In a Tuesday Tumblr post announcing that she and her husband, Zachary Bogue, are expecting identical twin girls to arrive in December, Mayer, once again, announced plans to take a brief maternity leave and, once again, cited concerns with the business to explain her decision:

“Since my pregnancy has been healthy and uncomplicated and since this is a unique time in Yahoo’s transformation, I plan to approach the pregnancy and delivery as I did with my son three years ago, taking limited time away and working throughout.”

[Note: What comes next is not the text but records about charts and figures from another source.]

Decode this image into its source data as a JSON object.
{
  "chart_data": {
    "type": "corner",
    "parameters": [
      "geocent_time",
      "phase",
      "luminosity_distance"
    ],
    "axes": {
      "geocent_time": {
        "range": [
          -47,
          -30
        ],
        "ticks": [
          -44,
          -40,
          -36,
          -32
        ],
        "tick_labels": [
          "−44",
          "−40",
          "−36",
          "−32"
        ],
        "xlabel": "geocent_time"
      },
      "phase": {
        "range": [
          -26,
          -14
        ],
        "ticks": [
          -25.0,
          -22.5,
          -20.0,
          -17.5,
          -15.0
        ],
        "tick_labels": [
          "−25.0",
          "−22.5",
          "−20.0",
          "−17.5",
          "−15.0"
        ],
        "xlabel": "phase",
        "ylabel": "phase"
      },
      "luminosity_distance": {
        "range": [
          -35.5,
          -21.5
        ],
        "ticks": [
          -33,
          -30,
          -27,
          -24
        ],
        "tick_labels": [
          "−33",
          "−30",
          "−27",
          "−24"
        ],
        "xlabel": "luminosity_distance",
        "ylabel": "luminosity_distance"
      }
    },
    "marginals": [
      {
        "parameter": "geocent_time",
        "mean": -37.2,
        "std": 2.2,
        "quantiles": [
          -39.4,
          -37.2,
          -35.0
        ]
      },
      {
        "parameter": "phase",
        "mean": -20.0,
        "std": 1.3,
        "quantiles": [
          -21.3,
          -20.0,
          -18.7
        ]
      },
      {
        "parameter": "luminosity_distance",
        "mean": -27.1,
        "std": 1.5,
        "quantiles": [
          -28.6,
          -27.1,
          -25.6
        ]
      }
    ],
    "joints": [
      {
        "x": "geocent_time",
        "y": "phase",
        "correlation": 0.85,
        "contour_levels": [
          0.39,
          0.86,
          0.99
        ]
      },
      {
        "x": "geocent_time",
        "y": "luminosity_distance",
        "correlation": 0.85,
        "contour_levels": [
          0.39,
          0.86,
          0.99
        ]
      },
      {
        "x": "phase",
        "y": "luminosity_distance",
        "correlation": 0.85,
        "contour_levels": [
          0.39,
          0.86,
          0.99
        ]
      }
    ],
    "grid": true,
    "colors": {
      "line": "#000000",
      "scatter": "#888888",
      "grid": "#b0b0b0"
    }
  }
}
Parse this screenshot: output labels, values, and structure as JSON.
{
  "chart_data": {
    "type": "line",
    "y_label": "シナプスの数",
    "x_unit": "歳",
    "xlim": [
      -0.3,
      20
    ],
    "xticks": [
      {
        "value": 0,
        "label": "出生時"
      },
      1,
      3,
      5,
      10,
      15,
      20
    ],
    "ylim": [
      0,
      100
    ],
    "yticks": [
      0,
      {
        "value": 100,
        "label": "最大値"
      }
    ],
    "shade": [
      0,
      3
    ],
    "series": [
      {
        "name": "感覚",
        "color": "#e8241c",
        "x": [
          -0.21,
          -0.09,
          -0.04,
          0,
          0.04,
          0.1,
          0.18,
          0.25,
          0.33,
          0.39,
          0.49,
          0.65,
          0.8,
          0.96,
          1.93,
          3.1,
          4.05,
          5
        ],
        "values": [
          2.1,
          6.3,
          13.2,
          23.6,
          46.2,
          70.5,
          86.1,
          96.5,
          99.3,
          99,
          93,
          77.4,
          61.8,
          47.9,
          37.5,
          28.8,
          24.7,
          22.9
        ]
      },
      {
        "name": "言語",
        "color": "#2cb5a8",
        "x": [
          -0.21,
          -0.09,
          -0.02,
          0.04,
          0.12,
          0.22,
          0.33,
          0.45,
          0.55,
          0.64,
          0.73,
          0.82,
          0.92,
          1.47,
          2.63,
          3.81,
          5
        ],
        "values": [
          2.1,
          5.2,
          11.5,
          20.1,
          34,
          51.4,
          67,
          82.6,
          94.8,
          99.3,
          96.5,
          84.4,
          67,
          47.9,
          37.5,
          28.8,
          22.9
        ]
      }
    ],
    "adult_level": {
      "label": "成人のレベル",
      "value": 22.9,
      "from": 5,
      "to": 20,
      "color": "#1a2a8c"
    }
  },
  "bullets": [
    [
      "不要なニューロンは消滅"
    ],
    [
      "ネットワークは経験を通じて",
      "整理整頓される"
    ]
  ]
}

If Mayer were a mid-level employee who had never made public comments about the struggles facing professional women, her decision to take a truncated maternity leave wouldn’t be worthy of comment in and of itself. Working women can approach their policies however they choose, Mayer included.

 

KamaAina

(78,249 posts)
14. Fundie nutjob? Wiki says she's Lutheran.
Mon Jan 11, 2016, 09:02 PM
Jan 2016

Which, given that she's from Wisconsin, is about as surprising as tomorrow's sunrise.

https://en.wikipedia.org/wiki/Marissa_Mayer#Personal_life

Mayer is Lutheran, but said, referencing Vince Lombardi's "Your God, your family and the Green Bay Packers" quote, her priorities are "God, family and Yahoo, except I'm not that religious, so it's really family and Yahoo."